Capelli et al. [13] discussed the preference of the Lagrangian CALPUFF model, due to the limitations of Gaussian models (inability to handle calm conditions, lack of three-dimensional meteorology, and steady-state assumption). In a calibration study of Rood [38], the CALPUFF model showed the smallest variance, highest correlation, and highest number of predictions within a factor of two compared to the AERMOD model. Even for odorous substances, CALPUFF was compared with other dispersion models with good results [39].

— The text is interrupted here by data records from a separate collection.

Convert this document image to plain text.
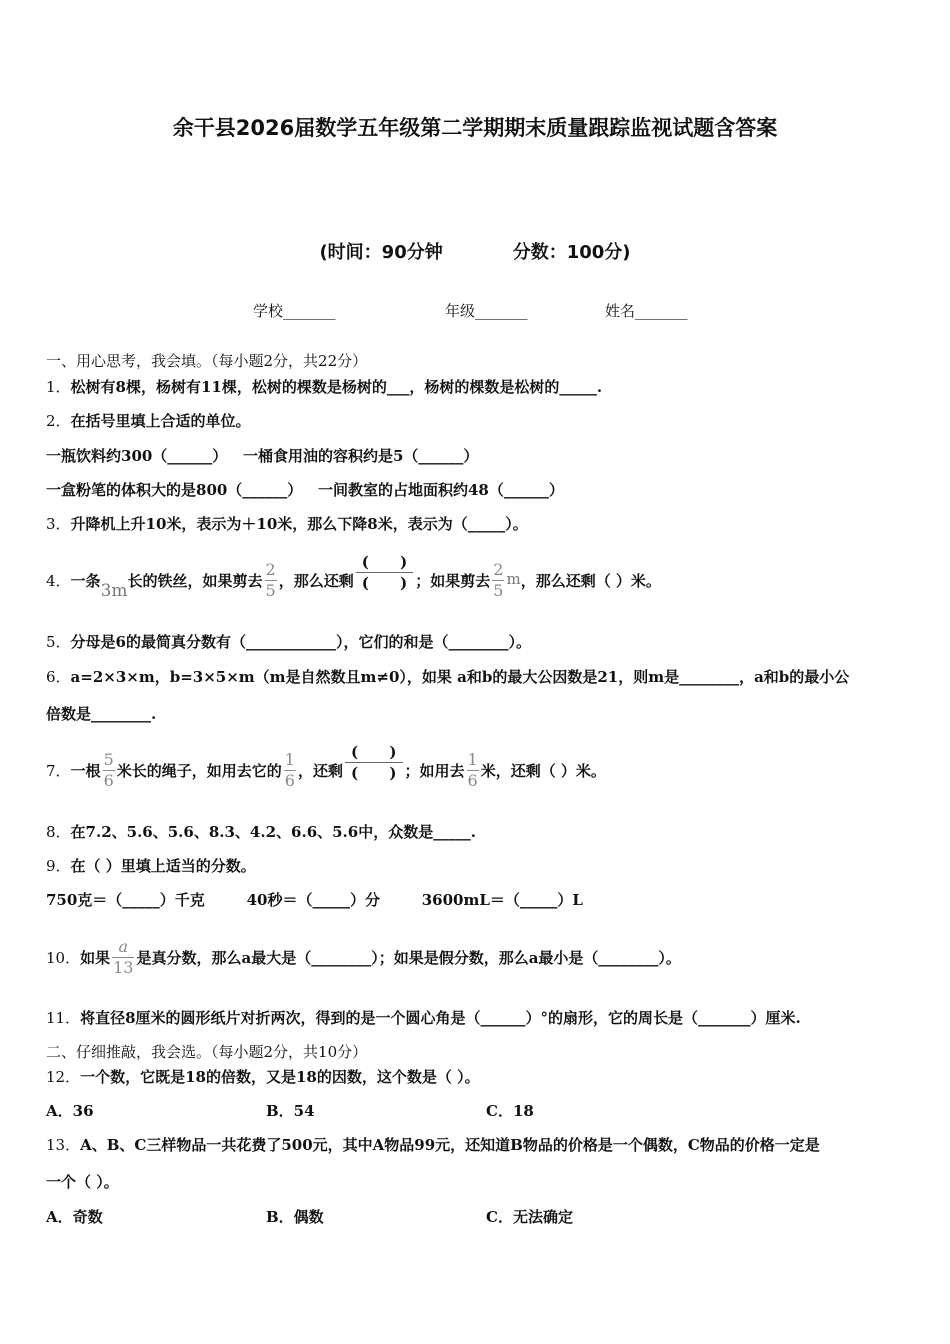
余干县2026届数学五年级第二学期期末质量跟踪监视试题含答案
(时间：90分钟	分数：100分)
学校_______	年级_______	姓名_______
一、用心思考，我会填。（每小题2分，共22分）
1．松树有8棵，杨树有11棵，松树的棵数是杨树的___，杨树的棵数是松树的_____.
2．在括号里填上合适的单位。
一瓶饮料约300（______）   一桶食用油的容积约是5（______）
一盒粉笔的体积大的是800（______）   一间教室的占地面积约48（______）
3．升降机上升10米，表示为＋10米，那么下降8米，表示为（_____）。
4． 一条 3m 长的铁丝，如果剪去 $\frac{2}{5}$ ，那么还剩 $\frac{( )}{( )}$ ；如果剪去 $\frac{2}{5}$ m ，那么还剩（ ）米。
5．分母是6的最简真分数有（____________），它们的和是（________）。
6．a=2×3×m，b=3×5×m（m是自然数且m≠0），如果 a和b的最大公因数是21，则m是________，a和b的最小公
倍数是________.
7． 一根 $\frac{5}{6}$ 米长的绳子，如用去它的 $\frac{1}{6}$ ，还剩 $\frac{( )}{( )}$ ；如用去 $\frac{1}{6}$ 米，还剩（ ）米。
8．在7.2、5.6、5.6、8.3、4.2、6.6、5.6中，众数是_____.
9．在（ ）里填上适当的分数。
750克＝（_____）千克        40秒＝（_____）分        3600mL＝（_____）L
10． 如果 $\frac{a}{13}$ 是真分数，那么a最大是（________）；如果是假分数，那么a最小是（________）。
11．将直径8厘米的圆形纸片对折两次，得到的是一个圆心角是（______）°的扇形，它的周长是（_______）厘米.
二、仔细推敲，我会选。（每小题2分，共10分）
12．一个数，它既是18的倍数，又是18的因数，这个数是（ ）。
A．36	B．54	C．18
13．A、B、C三样物品一共花费了500元，其中A物品99元，还知道B物品的价格是一个偶数，C物品的价格一定是
一个（ ）。
A．奇数	B．偶数	C．无法确定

Direction-dependent separation distances are commonly used procedure to avoid odor annoyance between emission sources and residential areas, calculated by air dispersion model [40]. The separation distances were simulated by CALPUFF model, basing on the OIC (4 ou/m³ at the 99th percentile for the odor exposure over the time period of nighttime of summer). As shown in Figure 4, residential areas A, B, C, D, E, G, and J were completely annoyed by sewage odors, which was basically accorded with the results of odor complaints in 2017. Besides, a number of people in residential areas F, H, I, K, and L were annoyed, and the separation distance in west-south direction was about 900 m from the WWTP boundary.

4. Conclusions

In conclusion, this was supposed be the first study aimed at determining a certain OIC using different perception-related odor exposure approaches to study dose–response relationship by binomial logistic regression models. The odor exposures calculated over time period of “nighttime of summer” showed better predictive performance than “a whole year” and “summer” in predicting odor-annoyance responses. OIC was taken as 4 ou/m³ at the 99th percentile for the odor exposure calculated by air dispersion model over the time period of nighttime of summer. Furthermore, the separation distances of the WWTP were calculated by CALPUFF model basing on the OIC, which was about 900 m from the WWTP boundary in the west-south direction.